Dawn of the Dead is also bolstered by the performance of the indomitable Ken Foree. His performance as Peter is the rock that the film builds on and his climatic scene with his friend Roger and final speech are my favorite moments in the film. That’s not to take away from Scott Reiniger’s Roger or David Emge’s Steven. Roger is clearly the more brash and gung ho of the S.W.A.T defectors, and in the end, that carelessness becomes his undoing. Steven the helicopter pilot is the lesser of the three male leads, and he has few scenes that really draw me into his character. The romantic dinner he shares with Francine does spring to mind, and he does participate in the gents’ first romp though the department store. However, when I think back on this film after not seeing it for a while, I find the details of his character much harder to recall.

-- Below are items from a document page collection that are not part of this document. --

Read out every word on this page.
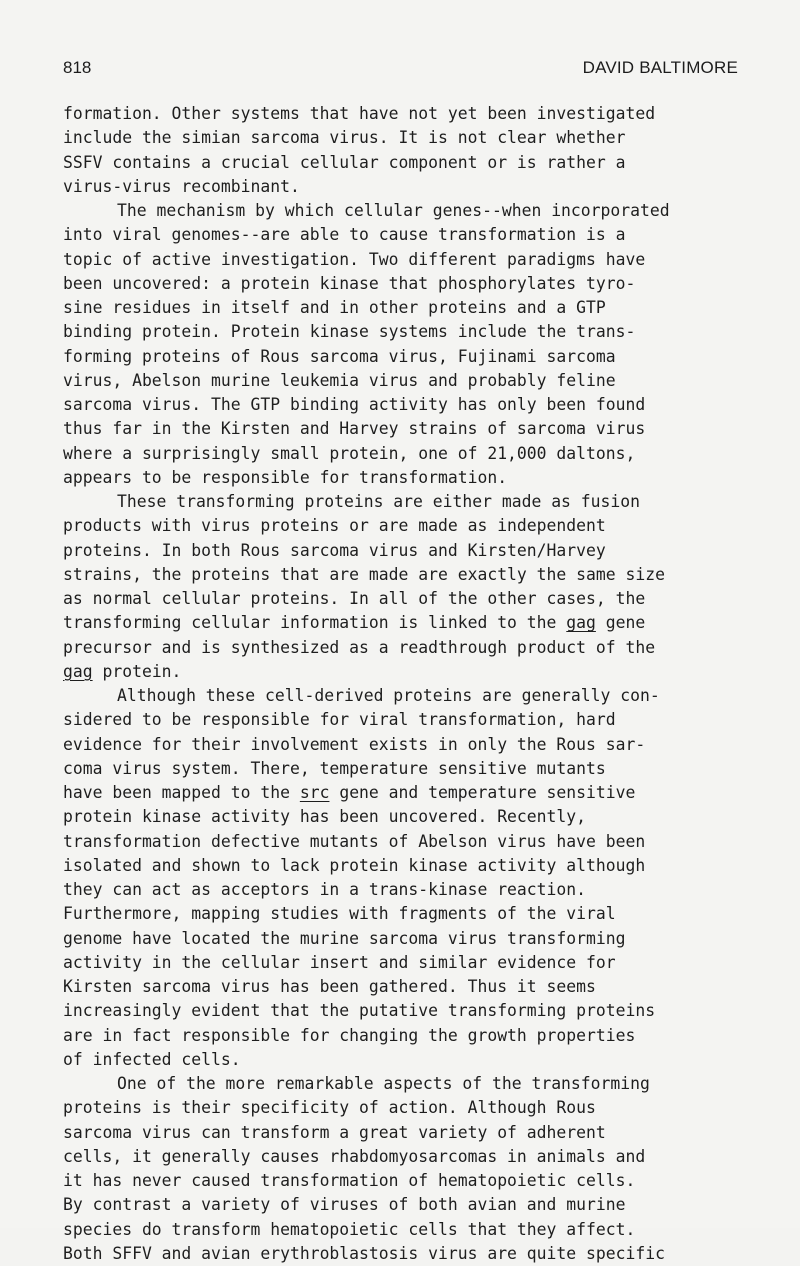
818	DAVID BALTIMORE
formation. Other systems that have not yet been investigated
include the simian sarcoma virus. It is not clear whether
SSFV contains a crucial cellular component or is rather a
virus-virus recombinant.
The mechanism by which cellular genes--when incorporated
into viral genomes--are able to cause transformation is a
topic of active investigation. Two different paradigms have
been uncovered: a protein kinase that phosphorylates tyro-
sine residues in itself and in other proteins and a GTP
binding protein. Protein kinase systems include the trans-
forming proteins of Rous sarcoma virus, Fujinami sarcoma
virus, Abelson murine leukemia virus and probably feline
sarcoma virus. The GTP binding activity has only been found
thus far in the Kirsten and Harvey strains of sarcoma virus
where a surprisingly small protein, one of 21,000 daltons,
appears to be responsible for transformation.
These transforming proteins are either made as fusion
products with virus proteins or are made as independent
proteins. In both Rous sarcoma virus and Kirsten/Harvey
strains, the proteins that are made are exactly the same size
as normal cellular proteins. In all of the other cases, the
transforming cellular information is linked to the gag gene
precursor and is synthesized as a readthrough product of the
gag protein.
Although these cell-derived proteins are generally con-
sidered to be responsible for viral transformation, hard
evidence for their involvement exists in only the Rous sar-
coma virus system. There, temperature sensitive mutants
have been mapped to the src gene and temperature sensitive
protein kinase activity has been uncovered. Recently,
transformation defective mutants of Abelson virus have been
isolated and shown to lack protein kinase activity although
they can act as acceptors in a trans-kinase reaction.
Furthermore, mapping studies with fragments of the viral
genome have located the murine sarcoma virus transforming
activity in the cellular insert and similar evidence for
Kirsten sarcoma virus has been gathered. Thus it seems
increasingly evident that the putative transforming proteins
are in fact responsible for changing the growth properties
of infected cells.
One of the more remarkable aspects of the transforming
proteins is their specificity of action. Although Rous
sarcoma virus can transform a great variety of adherent
cells, it generally causes rhabdomyosarcomas in animals and
it has never caused transformation of hematopoietic cells.
By contrast a variety of viruses of both avian and murine
species do transform hematopoietic cells that they affect.
Both SFFV and avian erythroblastosis virus are quite specific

Since I was re-watching this one, and it had been a while, I chose to go back to Romero’s original theatrical cut. I’m sure many of you have seen the Directors cut or the International Cut known as Zombimaking it the supposed predecessor to Zombi 2. The theatrical cut made me really long for the Zombi cut a bit. I was glad to see some of the expository scenes that are missing in that cut, but the theatrical version does lose a little something due to the sound tracking. The International cut features a score by the incomparable Goblin while Romero’s original release is set primarily to music taken from the De Wolfe music library, a source for pre-cleared tunes available for film licensing. There are a few good cues that come from this, but the music that follows Ken Foree’s final actions sounds more like something rejected from an episode of The A-Team.

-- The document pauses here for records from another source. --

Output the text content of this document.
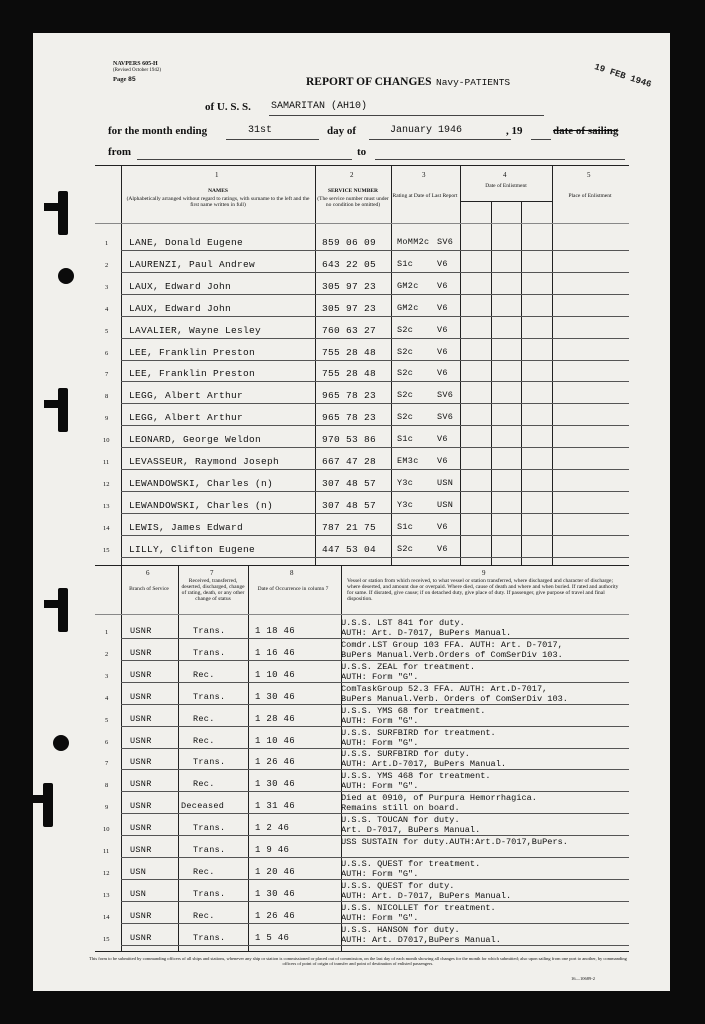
NAVPERS 605-H
(Revised October 1942)
Page 85	REPORT OF CHANGES Navy-PATIENTS	19 FEB 1946
of U. S. S. SAMARITAN (AH10)
for the month ending	31st	day of	January 1946	, 19	date of sailing
from	to
1
NAMES
(Alphabetically arranged without regard to ratings, with surname to the left and the first name written in full)
2
SERVICE NUMBER
(The service number must under no condition be omitted)
3
Rating at Date of Last Report
4
Date of Enlistment
5
Place of Enlistment
1 LANE, Donald Eugene	859 06 09 MoMM2c SV6
2 LAURENZI, Paul Andrew	643 22 05 S1c	V6
3 LAUX, Edward John	305 97 23 GM2c V6
4 LAUX, Edward John	305 97 23 GM2c V6
5 LAVALIER, Wayne Lesley	760 63 27 S2c	V6
6 LEE, Franklin Preston	755 28 48 S2c	V6
7 LEE, Franklin Preston	755 28 48 S2c	V6
8 LEGG, Albert Arthur	965 78 23 S2c	SV6
9 LEGG, Albert Arthur	965 78 23 S2c	SV6
10 LEONARD, George Weldon	970 53 86 S1c	V6
11 LEVASSEUR, Raymond Joseph	667 47 28 EM3c V6
12 LEWANDOWSKI, Charles (n)	307 48 57 Y3c	USN
13 LEWANDOWSKI, Charles (n)	307 48 57 Y3c	USN
14 LEWIS, James Edward	787 21 75 S1c	V6
15 LILLY, Clifton Eugene	447 53 04 S2c	V6
6
Branch of Service
7
Received, transferred, deserted, discharged, change of rating, death, or any other change of status
8
Date of Occurrence in column 7
9
Vessel or station from which received, to what vessel or station transferred, where discharged and character of discharge; where deserted, and amount due or overpaid. Where died, cause of death and where and when buried. If rated and authority for same. If disrated, give cause; if on detached duty, give place of duty. If passenger, give purpose of travel and final disposition.
1	USNR	Trans.	1 18 46
U.S.S. LST 841 for duty.
AUTH: Art. D-7017, BuPers Manual.
2	USNR	Trans.	1 16 46
Comdr.LST Group 103 FFA. AUTH: Art. D-7017,
BuPers Manual.Verb.Orders of ComSerDiv 103.
3	USNR	Rec.	1 10 46
U.S.S. ZEAL for treatment.
AUTH: Form "G".
4	USNR	Trans.	1 30 46
ComTaskGroup 52.3 FFA. AUTH: Art.D-7017,
BuPers Manual.Verb. Orders of ComSerDiv 103.
5	USNR	Rec.	1 28 46
U.S.S. YMS 68 for treatment.
AUTH: Form "G".
6	USNR	Rec.	1 10 46
U.S.S. SURFBIRD for treatment.
AUTH: Form "G".
7	USNR	Trans.	1 26 46
U.S.S. SURFBIRD for duty.
AUTH: Art.D-7017, BuPers Manual.
8	USNR	Rec.	1 30 46
U.S.S. YMS 468 for treatment.
AUTH: Form "G".
9	USNR	Deceased	1 31 46
Died at 0910, of Purpura Hemorrhagica.
Remains still on board.
10 USNR	Trans.	1 2 46
U.S.S. TOUCAN for duty.
Art. D-7017, BuPers Manual.
11 USNR	Trans.	1 9 46
USS SUSTAIN for duty.AUTH:Art.D-7017,BuPers.
12 USN	Rec.	1 20 46
U.S.S. QUEST for treatment.
AUTH: Form "G".
13 USN	Trans.	1 30 46
U.S.S. QUEST for duty.
AUTH: Art. D-7017, BuPers Manual.
14 USNR	Rec.	1 26 46
U.S.S. NICOLLET for treatment.
AUTH: Form "G".
15 USNR	Trans.	1 5 46
U.S.S. HANSON for duty.
AUTH: Art. D7017,BuPers Manual.
This form to be submitted by commanding officers of all ships and stations, whenever any ship or station is commissioned or placed out of commission, on the last day of each month showing all changes for the month for which submitted; also upon sailing from one port to another, by commanding officers of point of origin of transfer and point of destination of enlisted passengers.
16—10689-2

Dwelling on Dawn of the Dead’s interpretation, production, and acting, I hope I haven’t shortchanged how much fun this movie is. I’ve seen it dozens of times, and rarely do I even bother pondering the deep social issues involved. I’m usually just having fun watching people shoot zombies in a mall, go shopping for whatever they’d like, and bikers attacking zombies with the weapon preferred by the recently departed Soupy Sales, the cream pie. That’s why this movie really works and tops the list. This is one of the best sequels out there because it extends the narrative of the first, provides some food for thought, and if you’re not interested in breaking down the meanings, then there’s still Hare Krishna zombies receiving headshots. When it comes to sequels, Dawn of the Dead tops my list because it delivers all fronts, and it gives the gentle reminder that now that Halloween has arrived, there’s less than eight weeks until Christmas. I got a lot of shopping to do.